Some claim that her credits make her an exception to the demonisation of billionaires due to her accumulative wealth, stemming from artistic endeavours, from music to film to fashion. Fenty is regarded as a prime model of what make-up should be: inclusive of all who love it. As Rihanna told Refinery29 in 2017: “I wanted things that girls of all skin tones could fall in love with.” Such inclusivity also branches into her lingerie line, which is praised for its options for all shapes and sizes. 

“Some claim that her credits make her an exception to the demonisation of billionaires…”

This argument, however, attaches a specific expectation of morality to the billionaire status; as mentioned, some claim that it is socially acceptable if the wealth was acquired through popular mainstream ethics of inclusivity and diversity, such as Fenty. This suggests that the issue is not so much with the mere existence of billionaires, but rather how their wealth grew; Rihanna’s status, therefore, is the exception. 

The image attached to the “billionaire” (besides their tendency to ignore the practice of flaunting wealth through fashion) is cruelty, usually through the exploitation of their respective lower classes. Families working in sweatshops, both underpaying and overworking employees, the infamous Apple suicide nets in Chinese factories, and Amazon workers peeing into bottles. If such a grotesque image of the billionaire is taken at face value, one may assume that Rihanna has also contributed to this. 

“The image attached to the “billionaire” is cruelty, usually through the exploitation of their respective lower classes.”

The billionaire is made possible through the technological changes in our culture, an element of the opportune circumstances Nobel Prize-winning economist Herbert Simon termed “social capital”. With the invention of the internet and ease of manufacturing, the billionaire business savviness has catered to our consumption of their products; no billionaire came into existence without willing customers. Their financial status is first secured by our patronage of them. The rich then get richer with their investments in their stock and portfolios. It’s worth noting with this that the number of billionaires has increased in recent years. In the first Forbes rich list in 1987, there were 140, Tatler explains. In 2019 however, this number is about fifteen times as large.

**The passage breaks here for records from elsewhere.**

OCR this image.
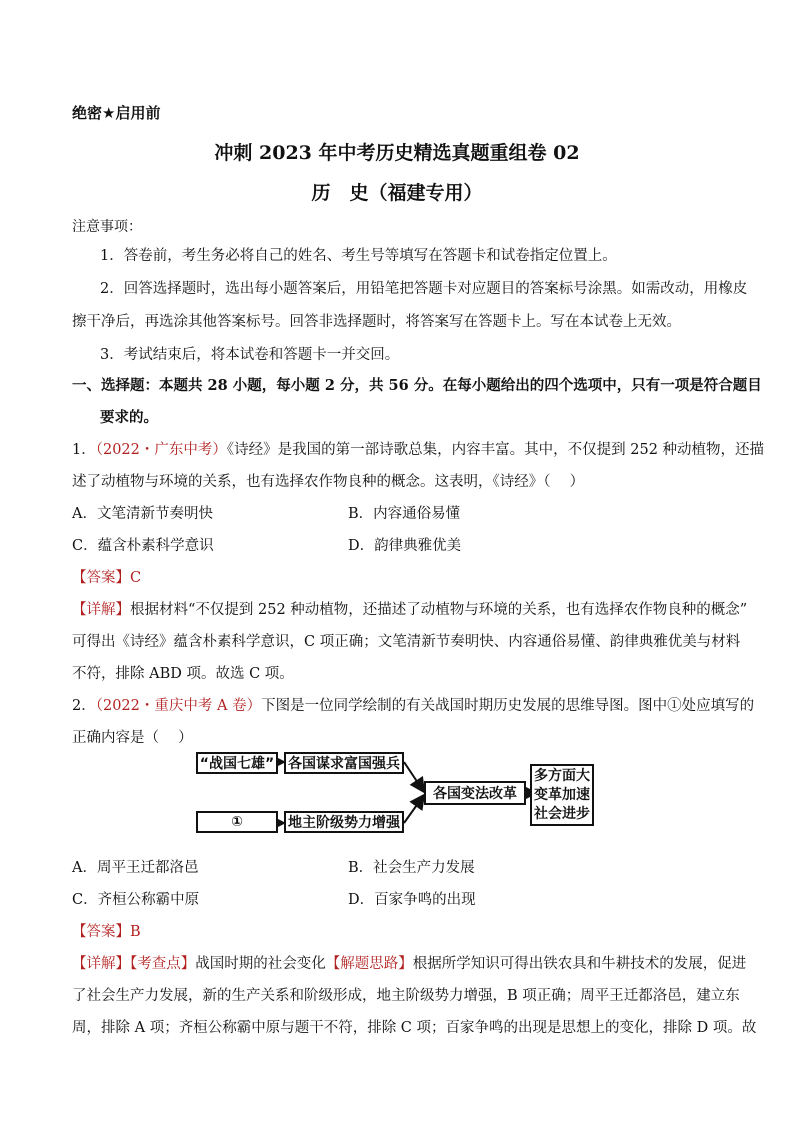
绝密★启用前
冲刺 2023 年中考历史精选真题重组卷 02
历　史（福建专用）
注意事项：
1．答卷前，考生务必将自己的姓名、考生号等填写在答题卡和试卷指定位置上。
2．回答选择题时，选出每小题答案后，用铅笔把答题卡对应题目的答案标号涂黑。如需改动，用橡皮
擦干净后，再选涂其他答案标号。回答非选择题时，将答案写在答题卡上。写在本试卷上无效。
3．考试结束后，将本试卷和答题卡一并交回。
一、选择题：本题共 28 小题，每小题 2 分，共 56 分。在每小题给出的四个选项中，只有一项是符合题目
要求的。
1．（2022・广东中考）《诗经》是我国的第一部诗歌总集，内容丰富。其中，不仅提到 252 种动植物，还描
述了动植物与环境的关系，也有选择农作物良种的概念。这表明，《诗经》（　 ）
A．文笔清新节奏明快	B．内容通俗易懂
C．蕴含朴素科学意识	D．韵律典雅优美
【答案】C
【详解】根据材料“不仅提到 252 种动植物，还描述了动植物与环境的关系，也有选择农作物良种的概念”
可得出《诗经》蕴含朴素科学意识，C 项正确；文笔清新节奏明快、内容通俗易懂、韵律典雅优美与材料
不符，排除 ABD 项。故选 C 项。
2．（2022・重庆中考 A 卷）下图是一位同学绘制的有关战国时期历史发展的思维导图。图中①处应填写的
正确内容是（　 ）
“战国七雄” 各国谋求富国强兵
①	地主阶级势力增强
各国变法改革
多方面大
变革加速
社会进步
A．周平王迁都洛邑	B．社会生产力发展
C．齐桓公称霸中原	D．百家争鸣的出现
【答案】B
【详解】【考查点】战国时期的社会变化【解题思路】根据所学知识可得出铁农具和牛耕技术的发展，促进
了社会生产力发展，新的生产关系和阶级形成，地主阶级势力增强，B 项正确；周平王迁都洛邑，建立东
周，排除 A 项；齐桓公称霸中原与题干不符，排除 C 项；百家争鸣的出现是思想上的变化，排除 D 项。故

Kerry A. Dolan, Assistant Managing Director of Wealth at Forbes, informed Tatler there were 2153 billionaires in existence in March of that year. 

Can we universally call billionaires unethical when Rihanna has worked by these same social mechanics? Claims such as “billionaires should not exist” and “billionaires make their money off the backs of others” prompt this thinking. Yet Rihanna’s fortune was first made by our consumption of her music. Her partnership with LVMH to create Fenty was made possible through her own personal financing, off the back of her music career. Her achievement isn’t simply the product of a name-on-label hoard of wealth within an already affluent family (the Kardashian/Jenner clan, for example), it is down to her own hard work.

So perhaps, whilst we can’t “demote” billionaires, we should concentrate more on their journey to the top than their position there.